In “Casablanca,” the hero, Rick, is moody and distant with an attitude of not caring about anyone but himself. Only later after he meets Ilsa, the woman he loved, do we finally understand his motivation because of his affair with her. When he planned to leave with her, she broke his heart by failing to show up. He thought she didn’t love him as much as he loved her, but he later learns that she did it because she discovered her husband was really alive after all and she did still love him.

In “Source Code,” the hero is tasked with finding a bomber by constantly being sent back to the same eight minutes before a bomb blows up a train. His motivation initially stems from being a good soldier, but later it turns out that he’s actually motivated by wanting to make up to his father after leaving on bad terms and not being able to talk to him one last time. So much of his motivation stems from regret from not making the most of life when he had the chance.

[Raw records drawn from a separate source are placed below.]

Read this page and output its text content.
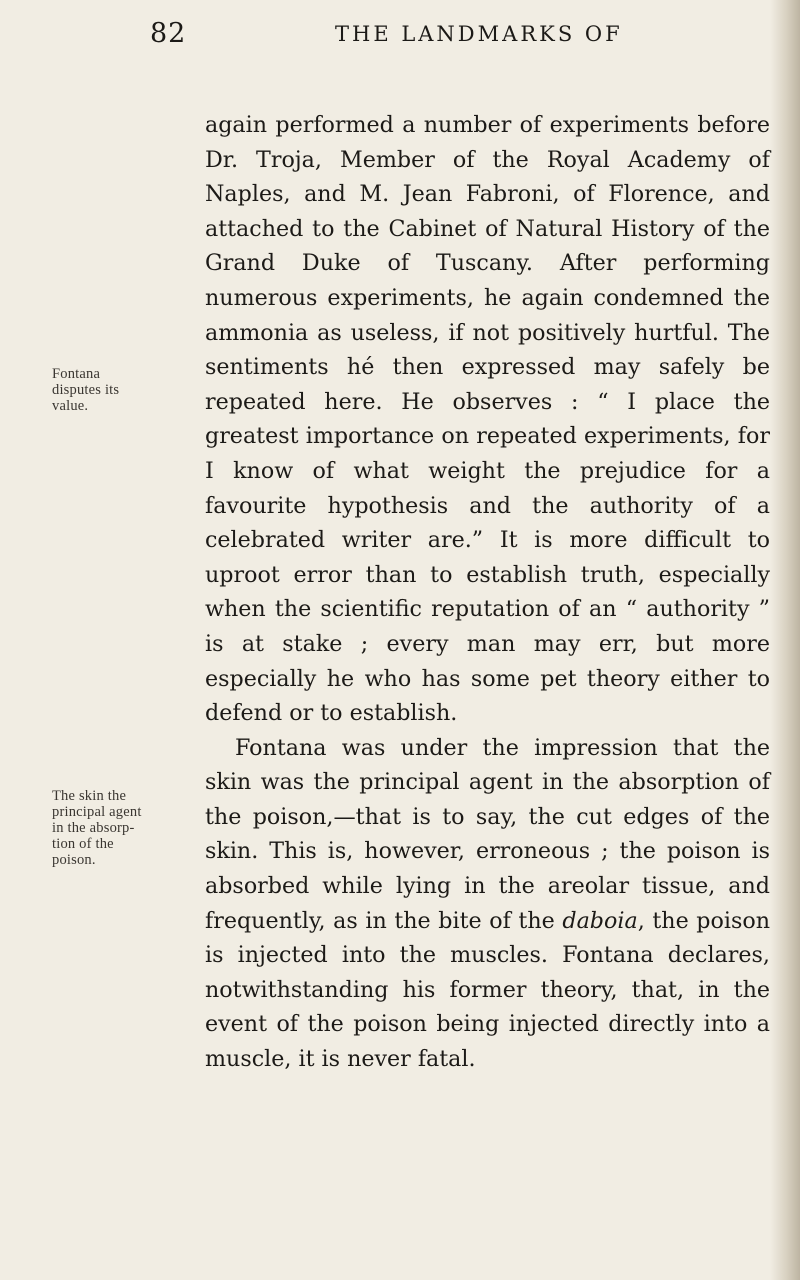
82	THE LANDMARKS OF
Fontana
disputes its
value.
The skin the
principal agent
in the absorp-
tion of the
poison.

again performed a number of experiments before Dr. Troja, Member of the Royal Academy of Naples, and M. Jean Fabroni, of Florence, and attached to the Cabinet of Natural History of the Grand Duke of Tuscany. After performing numerous experiments, he again condemned the ammonia as useless, if not positively hurtful. The sentiments hé then expressed may safely be repeated here. He observes : “ I place the greatest importance on repeated experiments, for I know of what weight the prejudice for a favourite hypothesis and the authority of a celebrated writer are.” It is more difficult to uproot error than to establish truth, especially when the scientific reputation of an “ authority ” is at stake ; every man may err, but more especially he who has some pet theory either to defend or to establish.

Fontana was under the impression that the skin was the principal agent in the absorption of the poison,—that is to say, the cut edges of the skin. This is, however, erroneous ; the poison is absorbed while lying in the areolar tissue, and frequently, as in the bite of the daboia, the poison is injected into the muscles. Fontana declares, notwithstanding his former theory, that, in the event of the poison being injected directly into a muscle, it is never fatal.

Take any good movie and you’ll find a main character’s motivation initially hidden. In nearly every good movie, the mentor’s motivation is hidden because it’s based on redeeming themselves from a past mistake. In “The Karate Kid,” the karate teacher lost his wife, so part of his motivation is to redeem himself in his own eyes that he’s not a bad person after all.

Think of any of your main characters and hide their motivation. This will make tier actions seem mysterious and curious, and then as hints appear, audiences will actively start putting the pieces together until they learn the final reason for the character’s motivation. Then they’ll be ready to see how the character redeems him or herself.

Hide the motivation. It’s an effective tool for creating a mystery that audiences will want to discover as the story goes on.